The media generally think along the same lines, which is why hurricane coverage typically features a soggy, windblown weather reporter standing on a beach, shouting warnings of greater fury to come.

“Rainfall isn’t sexy. Everyone went to the coast looking for the wind and the storm surge,” said David Vallee, a National Weather Service hydrologist in Taunton, Mass.

Irene didn’t meet expectations of wind and storm surge, and some said the media had overhyped the storm. But losses from Irene will top $7 billion, according to an analysis cited by the Associated Press. Flooding affected a swath of the Eastern United States from New Jersey to northern New England, where 26 rivers set all-time high-water marks.

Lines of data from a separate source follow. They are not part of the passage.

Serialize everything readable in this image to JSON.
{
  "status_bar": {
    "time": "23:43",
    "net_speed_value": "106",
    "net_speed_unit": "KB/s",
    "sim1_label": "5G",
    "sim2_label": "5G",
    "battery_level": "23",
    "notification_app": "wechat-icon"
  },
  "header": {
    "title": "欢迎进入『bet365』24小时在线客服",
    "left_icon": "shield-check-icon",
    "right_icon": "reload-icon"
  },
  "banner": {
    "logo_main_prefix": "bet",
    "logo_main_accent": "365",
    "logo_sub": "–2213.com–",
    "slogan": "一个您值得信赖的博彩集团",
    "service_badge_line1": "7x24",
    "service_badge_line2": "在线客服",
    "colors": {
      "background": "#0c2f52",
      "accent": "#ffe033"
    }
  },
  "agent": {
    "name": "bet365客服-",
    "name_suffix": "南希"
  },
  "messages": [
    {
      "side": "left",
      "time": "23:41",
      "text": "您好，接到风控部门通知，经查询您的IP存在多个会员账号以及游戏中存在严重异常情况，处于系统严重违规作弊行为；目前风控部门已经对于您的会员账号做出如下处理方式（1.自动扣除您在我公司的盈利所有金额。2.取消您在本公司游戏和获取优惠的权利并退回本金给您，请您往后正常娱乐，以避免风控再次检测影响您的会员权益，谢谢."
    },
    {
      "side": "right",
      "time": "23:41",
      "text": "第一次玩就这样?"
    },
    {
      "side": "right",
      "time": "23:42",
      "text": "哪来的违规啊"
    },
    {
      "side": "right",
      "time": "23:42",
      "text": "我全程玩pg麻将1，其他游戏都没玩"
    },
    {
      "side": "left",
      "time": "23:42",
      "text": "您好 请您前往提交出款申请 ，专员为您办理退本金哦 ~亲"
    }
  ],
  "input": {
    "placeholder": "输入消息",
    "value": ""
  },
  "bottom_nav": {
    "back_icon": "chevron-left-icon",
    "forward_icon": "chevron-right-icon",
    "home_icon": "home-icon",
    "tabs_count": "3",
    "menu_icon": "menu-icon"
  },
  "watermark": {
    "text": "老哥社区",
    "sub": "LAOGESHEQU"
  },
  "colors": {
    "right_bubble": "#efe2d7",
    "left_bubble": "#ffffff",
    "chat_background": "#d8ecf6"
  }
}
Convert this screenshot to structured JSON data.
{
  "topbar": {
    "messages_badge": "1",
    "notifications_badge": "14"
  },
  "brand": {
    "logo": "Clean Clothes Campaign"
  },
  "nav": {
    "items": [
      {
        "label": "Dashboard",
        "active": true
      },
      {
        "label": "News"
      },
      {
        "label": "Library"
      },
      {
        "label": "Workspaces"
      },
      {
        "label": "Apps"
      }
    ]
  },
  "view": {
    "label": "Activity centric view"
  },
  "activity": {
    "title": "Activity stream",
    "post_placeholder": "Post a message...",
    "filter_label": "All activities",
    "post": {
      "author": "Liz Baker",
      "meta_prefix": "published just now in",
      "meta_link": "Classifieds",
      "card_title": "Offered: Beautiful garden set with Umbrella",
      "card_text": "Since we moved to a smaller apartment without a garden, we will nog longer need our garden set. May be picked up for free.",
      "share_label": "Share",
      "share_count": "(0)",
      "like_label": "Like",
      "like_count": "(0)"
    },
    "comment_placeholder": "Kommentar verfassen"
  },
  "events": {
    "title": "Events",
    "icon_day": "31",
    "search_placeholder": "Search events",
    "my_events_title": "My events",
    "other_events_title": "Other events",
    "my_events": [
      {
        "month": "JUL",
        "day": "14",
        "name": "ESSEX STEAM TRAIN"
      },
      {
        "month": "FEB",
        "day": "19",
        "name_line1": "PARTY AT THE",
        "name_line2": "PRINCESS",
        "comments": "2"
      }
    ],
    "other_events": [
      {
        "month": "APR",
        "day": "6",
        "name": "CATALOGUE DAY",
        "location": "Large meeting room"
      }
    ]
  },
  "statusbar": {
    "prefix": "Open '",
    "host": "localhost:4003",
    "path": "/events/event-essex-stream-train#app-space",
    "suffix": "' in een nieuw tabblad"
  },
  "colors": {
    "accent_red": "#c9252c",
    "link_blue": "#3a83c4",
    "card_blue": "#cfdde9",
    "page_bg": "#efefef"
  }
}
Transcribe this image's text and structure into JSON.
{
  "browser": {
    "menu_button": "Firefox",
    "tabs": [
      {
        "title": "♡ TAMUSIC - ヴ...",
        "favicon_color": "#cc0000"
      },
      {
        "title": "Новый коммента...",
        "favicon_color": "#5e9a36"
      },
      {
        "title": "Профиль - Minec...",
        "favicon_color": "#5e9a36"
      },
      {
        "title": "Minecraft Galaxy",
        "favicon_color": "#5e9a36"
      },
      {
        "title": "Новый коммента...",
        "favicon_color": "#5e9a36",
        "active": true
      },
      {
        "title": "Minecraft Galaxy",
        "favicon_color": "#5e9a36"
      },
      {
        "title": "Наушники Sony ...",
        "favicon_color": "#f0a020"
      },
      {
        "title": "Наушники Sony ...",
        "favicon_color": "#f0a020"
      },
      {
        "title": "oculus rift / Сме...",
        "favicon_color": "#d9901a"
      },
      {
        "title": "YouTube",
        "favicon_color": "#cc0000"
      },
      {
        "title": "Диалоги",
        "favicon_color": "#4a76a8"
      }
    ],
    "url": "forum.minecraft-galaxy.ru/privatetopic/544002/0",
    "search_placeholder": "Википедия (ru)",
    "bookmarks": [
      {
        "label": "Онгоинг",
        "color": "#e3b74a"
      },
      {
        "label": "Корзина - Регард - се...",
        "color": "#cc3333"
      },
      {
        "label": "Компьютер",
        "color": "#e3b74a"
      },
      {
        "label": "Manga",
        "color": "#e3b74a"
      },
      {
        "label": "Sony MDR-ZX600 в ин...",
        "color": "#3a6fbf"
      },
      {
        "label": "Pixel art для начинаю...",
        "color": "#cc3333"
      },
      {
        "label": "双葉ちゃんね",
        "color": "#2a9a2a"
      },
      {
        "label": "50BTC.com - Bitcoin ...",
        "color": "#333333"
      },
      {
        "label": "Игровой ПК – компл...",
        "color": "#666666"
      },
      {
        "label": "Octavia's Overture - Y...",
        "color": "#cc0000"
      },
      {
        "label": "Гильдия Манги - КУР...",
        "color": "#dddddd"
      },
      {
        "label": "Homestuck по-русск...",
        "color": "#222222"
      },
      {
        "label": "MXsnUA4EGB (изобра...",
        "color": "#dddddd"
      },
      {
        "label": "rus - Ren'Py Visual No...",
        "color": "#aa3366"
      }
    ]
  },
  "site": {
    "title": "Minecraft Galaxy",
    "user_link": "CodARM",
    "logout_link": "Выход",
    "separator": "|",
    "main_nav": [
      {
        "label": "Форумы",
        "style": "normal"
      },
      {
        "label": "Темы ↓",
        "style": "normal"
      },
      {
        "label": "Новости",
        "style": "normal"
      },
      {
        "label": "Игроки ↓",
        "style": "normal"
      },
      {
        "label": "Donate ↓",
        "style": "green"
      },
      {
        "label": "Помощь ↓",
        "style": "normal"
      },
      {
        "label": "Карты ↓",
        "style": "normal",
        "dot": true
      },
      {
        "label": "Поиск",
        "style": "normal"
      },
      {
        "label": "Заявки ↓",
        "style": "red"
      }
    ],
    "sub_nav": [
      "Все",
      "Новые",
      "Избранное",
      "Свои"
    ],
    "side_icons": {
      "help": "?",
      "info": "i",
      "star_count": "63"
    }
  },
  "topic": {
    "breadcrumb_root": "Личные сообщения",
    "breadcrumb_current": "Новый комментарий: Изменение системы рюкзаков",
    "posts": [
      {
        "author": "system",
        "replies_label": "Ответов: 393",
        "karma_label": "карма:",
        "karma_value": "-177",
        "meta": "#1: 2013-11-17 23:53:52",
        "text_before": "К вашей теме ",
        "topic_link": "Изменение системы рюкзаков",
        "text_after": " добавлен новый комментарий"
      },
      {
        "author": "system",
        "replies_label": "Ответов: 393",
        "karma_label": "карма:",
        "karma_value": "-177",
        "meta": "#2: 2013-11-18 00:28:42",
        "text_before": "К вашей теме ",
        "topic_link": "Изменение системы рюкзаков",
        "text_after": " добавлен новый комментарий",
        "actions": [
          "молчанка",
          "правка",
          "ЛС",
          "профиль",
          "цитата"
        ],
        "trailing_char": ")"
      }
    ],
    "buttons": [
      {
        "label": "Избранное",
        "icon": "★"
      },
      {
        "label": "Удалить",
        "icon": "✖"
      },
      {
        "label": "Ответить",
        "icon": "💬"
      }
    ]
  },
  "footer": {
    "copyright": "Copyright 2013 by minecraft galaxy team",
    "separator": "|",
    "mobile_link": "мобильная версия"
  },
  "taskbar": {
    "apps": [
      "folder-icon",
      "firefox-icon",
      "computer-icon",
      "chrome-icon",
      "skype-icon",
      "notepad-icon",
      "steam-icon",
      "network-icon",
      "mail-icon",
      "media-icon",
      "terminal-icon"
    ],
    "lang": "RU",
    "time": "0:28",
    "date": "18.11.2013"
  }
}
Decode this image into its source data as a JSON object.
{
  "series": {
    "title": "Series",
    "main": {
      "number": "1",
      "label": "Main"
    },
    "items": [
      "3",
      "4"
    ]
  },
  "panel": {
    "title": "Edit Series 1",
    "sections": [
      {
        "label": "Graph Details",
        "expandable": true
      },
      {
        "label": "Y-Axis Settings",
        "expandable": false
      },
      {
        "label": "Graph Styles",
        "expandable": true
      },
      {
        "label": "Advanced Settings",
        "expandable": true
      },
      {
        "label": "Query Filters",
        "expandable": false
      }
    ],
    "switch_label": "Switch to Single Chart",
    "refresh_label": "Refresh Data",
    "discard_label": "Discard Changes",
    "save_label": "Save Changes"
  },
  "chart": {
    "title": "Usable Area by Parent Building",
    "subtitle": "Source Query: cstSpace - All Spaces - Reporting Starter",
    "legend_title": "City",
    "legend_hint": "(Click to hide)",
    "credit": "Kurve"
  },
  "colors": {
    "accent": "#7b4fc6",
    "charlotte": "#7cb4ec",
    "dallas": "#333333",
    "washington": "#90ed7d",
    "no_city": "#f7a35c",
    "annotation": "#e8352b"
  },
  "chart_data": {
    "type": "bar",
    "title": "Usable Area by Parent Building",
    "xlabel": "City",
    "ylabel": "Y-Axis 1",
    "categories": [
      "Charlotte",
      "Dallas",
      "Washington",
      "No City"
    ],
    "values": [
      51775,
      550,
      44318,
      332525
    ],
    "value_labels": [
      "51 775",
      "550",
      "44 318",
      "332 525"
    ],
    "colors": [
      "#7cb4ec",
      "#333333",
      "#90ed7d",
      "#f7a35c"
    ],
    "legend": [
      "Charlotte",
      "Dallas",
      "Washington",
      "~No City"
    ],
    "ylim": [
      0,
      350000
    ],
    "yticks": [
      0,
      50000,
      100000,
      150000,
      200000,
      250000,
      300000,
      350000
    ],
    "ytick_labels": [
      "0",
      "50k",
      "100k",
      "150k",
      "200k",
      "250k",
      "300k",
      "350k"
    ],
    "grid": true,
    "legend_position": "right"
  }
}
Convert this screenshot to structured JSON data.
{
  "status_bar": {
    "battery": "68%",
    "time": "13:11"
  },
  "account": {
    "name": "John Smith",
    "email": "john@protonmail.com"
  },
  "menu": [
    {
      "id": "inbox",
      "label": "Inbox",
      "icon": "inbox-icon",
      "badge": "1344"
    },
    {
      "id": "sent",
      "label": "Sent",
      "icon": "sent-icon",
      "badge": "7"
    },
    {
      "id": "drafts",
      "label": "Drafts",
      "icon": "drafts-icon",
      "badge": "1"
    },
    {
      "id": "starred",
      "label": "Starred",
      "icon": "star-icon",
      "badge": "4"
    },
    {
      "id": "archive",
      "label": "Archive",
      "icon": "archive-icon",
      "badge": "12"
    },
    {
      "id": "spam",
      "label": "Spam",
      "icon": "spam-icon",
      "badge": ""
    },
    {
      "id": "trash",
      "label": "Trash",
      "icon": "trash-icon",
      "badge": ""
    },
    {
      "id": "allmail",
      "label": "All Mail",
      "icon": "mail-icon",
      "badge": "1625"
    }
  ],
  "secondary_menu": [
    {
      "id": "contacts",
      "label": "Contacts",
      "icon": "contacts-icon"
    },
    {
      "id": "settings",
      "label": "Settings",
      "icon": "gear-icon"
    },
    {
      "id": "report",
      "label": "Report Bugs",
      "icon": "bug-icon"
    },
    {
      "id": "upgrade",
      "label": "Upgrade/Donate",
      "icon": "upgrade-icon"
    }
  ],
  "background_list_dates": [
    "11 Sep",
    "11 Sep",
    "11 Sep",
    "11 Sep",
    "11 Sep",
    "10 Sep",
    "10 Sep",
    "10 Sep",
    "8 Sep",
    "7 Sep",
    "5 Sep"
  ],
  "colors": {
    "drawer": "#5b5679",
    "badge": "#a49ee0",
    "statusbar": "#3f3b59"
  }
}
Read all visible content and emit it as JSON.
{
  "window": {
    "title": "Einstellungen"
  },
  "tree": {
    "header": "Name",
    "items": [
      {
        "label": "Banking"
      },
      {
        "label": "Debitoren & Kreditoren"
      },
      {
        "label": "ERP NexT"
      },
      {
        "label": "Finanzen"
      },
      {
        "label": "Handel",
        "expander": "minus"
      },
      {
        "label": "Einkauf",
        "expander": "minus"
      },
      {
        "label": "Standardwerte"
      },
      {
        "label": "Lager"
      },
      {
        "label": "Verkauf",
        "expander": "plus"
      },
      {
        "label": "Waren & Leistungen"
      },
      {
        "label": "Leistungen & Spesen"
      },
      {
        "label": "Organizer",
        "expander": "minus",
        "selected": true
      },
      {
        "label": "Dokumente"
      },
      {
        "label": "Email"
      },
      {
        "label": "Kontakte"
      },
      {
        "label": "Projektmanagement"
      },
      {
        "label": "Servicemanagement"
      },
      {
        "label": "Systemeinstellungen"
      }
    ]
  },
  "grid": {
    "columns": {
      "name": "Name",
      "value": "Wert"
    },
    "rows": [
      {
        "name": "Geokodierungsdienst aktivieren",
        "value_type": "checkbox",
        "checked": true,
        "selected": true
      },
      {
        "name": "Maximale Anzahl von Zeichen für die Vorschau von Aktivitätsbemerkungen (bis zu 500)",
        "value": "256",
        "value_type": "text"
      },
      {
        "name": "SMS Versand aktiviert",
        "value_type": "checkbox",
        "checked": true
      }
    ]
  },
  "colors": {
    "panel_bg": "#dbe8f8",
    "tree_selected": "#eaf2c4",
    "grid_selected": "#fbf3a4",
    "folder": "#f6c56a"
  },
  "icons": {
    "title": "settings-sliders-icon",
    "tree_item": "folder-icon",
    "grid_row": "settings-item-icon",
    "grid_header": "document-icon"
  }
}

Irene proved especially rainy on its western flank, as tropical moisture from the south met colder air along the jet stream. The elevated terrain of the Catskills, the Berkshires and the Green Mountains helped wring moisture from the air as the storm raced to the north.

Vermont was primed for disaster. It had an especially snowy winter, with up to 200 inches recorded in some locations. It suffered floods in March and May. It had typical summer weather, but the soil remained wet, said Andy Nash, a National Weather Service meteorologist in Burlington, Vt.

Nash and his colleagues managed, with help from Vermont news media, to warn people that they were facing floods that would compare with the worst on record, back in 1927 and 1938. Vermont had recorded three flood-related deaths and a missing person as of Wednesday. Nash said that without the warnings, the death toll could have been higher.

Still, he said, a lot of people couldn’t imagine the scale of something like Irene, in which the entire state became inundated with six to eight inches of rain.

“Yes, a lot of people around knew about 1938 and 1927 floods, but until you’ve lived through it, I don’t think you have an appreciation for it,” Nash said. He posed a bigger question: “Do people really understand what Mother Nature is capable of?”

In New Jersey, the Raritan River swelled 13.9 feet above flood stage. In Vermont, the Winooski River surpassed flood stage by 10.2 feet. Similar figures could be found on the Mad River in Vermont, the Housatonic in Connecticut and the Pompton in New Jersey.